Assistant Attorney General Kathy Davis summarized the Supreme Courts unanimous decision reversing a D.C. Circuit demand to analyze "upstream or downstream" environmental effects in NEPA reviews and described ongoing procedural steps on remand affecting the Basin Railway project and tiered federal actions.

Kathy Davis, Assistant Attorney General and Section Director of the Public Lands Section of the Utah Attorney General's Office, briefed the Uinta Basin Collaborative on the Supreme Courts unanimous ruling in the Seven County Infrastructure Coalition v. Eagle County / Surface Transportation Board case and its consequences for NEPA review. "The holding of the Supreme Court was that the court didn't give the board the substantial deference that was required in NEPA cases," Davis said, summarizing the Courts reversal of a D.C. Circuit decision that had required broader upstream and downstream analysis.

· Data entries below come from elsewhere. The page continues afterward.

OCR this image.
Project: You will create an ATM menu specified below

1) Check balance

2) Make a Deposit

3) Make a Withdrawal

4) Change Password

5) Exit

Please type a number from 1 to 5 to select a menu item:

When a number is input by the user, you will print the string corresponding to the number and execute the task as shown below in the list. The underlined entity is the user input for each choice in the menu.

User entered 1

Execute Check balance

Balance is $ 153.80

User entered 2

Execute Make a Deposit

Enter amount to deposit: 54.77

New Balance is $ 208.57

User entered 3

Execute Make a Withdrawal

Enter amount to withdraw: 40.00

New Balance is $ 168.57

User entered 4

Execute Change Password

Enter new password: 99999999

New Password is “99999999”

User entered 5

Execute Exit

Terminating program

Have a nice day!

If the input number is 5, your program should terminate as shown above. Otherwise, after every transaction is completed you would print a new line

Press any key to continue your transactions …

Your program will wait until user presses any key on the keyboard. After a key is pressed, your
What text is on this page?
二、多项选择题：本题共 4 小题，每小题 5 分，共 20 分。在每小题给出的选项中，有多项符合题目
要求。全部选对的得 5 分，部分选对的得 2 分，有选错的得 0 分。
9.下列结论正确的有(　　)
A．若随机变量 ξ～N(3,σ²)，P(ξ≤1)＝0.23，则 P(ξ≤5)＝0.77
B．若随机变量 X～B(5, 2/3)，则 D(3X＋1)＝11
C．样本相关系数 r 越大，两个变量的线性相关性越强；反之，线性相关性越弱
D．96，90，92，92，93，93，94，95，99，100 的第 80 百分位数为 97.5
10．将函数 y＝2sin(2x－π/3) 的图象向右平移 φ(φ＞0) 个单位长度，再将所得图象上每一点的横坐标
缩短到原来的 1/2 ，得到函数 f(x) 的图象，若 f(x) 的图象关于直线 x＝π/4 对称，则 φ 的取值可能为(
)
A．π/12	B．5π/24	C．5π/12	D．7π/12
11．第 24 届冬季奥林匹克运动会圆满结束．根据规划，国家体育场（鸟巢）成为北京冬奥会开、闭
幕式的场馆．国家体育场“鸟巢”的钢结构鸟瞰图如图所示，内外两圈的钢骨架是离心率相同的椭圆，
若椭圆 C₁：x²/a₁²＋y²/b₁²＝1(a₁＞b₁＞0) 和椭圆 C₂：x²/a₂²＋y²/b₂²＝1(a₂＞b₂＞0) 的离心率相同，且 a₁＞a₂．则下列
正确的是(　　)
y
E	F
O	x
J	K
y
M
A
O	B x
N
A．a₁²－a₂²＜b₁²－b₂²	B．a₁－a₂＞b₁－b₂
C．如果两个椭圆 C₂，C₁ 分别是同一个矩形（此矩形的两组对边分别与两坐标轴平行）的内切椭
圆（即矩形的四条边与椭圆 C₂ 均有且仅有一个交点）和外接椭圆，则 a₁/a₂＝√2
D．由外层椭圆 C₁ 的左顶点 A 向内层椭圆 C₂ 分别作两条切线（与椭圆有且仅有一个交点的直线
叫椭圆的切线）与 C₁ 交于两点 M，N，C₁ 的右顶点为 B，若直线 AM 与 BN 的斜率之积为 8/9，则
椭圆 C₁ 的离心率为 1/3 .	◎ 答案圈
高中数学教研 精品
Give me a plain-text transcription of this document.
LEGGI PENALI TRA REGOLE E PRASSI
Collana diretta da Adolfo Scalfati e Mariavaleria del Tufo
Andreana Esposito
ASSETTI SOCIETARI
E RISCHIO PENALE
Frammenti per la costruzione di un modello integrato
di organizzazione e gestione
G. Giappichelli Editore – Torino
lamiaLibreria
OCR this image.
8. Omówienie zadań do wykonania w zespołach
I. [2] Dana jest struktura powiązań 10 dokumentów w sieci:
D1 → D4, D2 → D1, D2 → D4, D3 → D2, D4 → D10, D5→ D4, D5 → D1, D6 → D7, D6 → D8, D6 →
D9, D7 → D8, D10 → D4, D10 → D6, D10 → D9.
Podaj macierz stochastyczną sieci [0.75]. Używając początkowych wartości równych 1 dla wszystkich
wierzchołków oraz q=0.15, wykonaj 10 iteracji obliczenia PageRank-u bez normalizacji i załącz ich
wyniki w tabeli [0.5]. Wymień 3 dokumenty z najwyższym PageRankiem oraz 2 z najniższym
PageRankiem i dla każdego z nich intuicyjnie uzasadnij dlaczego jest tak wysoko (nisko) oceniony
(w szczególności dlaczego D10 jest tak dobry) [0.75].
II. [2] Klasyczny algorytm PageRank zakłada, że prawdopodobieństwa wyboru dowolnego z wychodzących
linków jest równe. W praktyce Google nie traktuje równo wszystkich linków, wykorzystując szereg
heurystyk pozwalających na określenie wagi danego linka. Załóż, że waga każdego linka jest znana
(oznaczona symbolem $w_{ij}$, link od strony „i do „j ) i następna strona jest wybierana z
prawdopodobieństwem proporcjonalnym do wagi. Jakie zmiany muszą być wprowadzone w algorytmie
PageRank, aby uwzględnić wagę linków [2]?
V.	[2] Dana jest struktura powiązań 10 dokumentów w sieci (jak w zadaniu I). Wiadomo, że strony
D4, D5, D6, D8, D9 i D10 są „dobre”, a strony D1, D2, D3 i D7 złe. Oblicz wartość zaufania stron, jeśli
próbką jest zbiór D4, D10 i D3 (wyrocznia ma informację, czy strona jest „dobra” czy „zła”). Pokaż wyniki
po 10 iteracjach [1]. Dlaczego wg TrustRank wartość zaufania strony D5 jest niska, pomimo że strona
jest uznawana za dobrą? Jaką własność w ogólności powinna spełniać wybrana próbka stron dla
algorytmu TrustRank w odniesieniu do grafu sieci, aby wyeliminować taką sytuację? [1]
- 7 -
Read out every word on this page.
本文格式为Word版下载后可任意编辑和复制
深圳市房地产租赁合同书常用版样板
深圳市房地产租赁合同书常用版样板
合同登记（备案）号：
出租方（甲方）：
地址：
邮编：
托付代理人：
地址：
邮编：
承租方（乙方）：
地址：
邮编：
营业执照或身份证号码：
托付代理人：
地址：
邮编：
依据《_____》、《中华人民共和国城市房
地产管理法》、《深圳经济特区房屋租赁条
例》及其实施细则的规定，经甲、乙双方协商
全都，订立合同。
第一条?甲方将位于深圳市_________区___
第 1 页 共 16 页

Davis said the Supreme Court reaffirmed that NEPA is a procedural statute and agencies have discretion over the content and scope of environmental impact statements; she quoted the decision: "NEPA wasn't designed for judges to hamstring infrastructure and construction projects." She added that the concurring opinion agreed the circuit court had gone too far, though it expressed concern about the majority's breadth.

Practical effects: Davis said the circuit court had identified NEPA deficiencies in the project-level EIS, including alleged failures to analyze upstream or downstream effects, wildfire risk and local safety; the Supreme Court narrowed the scope of required NEPA analysis and remanded the case to the D.C. Circuit with instructions to conform to the Supreme Court opinion. She noted the remand leaves unresolved whether some other NEPA findings unrelated to upstream/downstream effects will still require vacatur of the Surface Transportation Board decision; the D.C. Circuit briefing on remand is complete and the court's disposition is pending.

Davis also described consequential administrative changes beyond the case: the CEQ NEPA regulations were found invalid in Marin Audubon Society v. FAA and the CEQ rescinded its own regulations on April 11, 2025; agencies are now drafting separate NEPA rules or guidance. For land-use projects tiered to the Surface Transportation Board decision, Davis said the Forest Service and the Bureau of Indian Affairs cannot issue final, tiered approvals until the D.C. Circuit resolves the remand.

Ending: Davis urged participants that the ruling increases predictability for project development by limiting claims requiring analysis of distant effects, but also said agencies and courts will continue to litigate the boundaries of NEPA scope and that the case remains active on remand.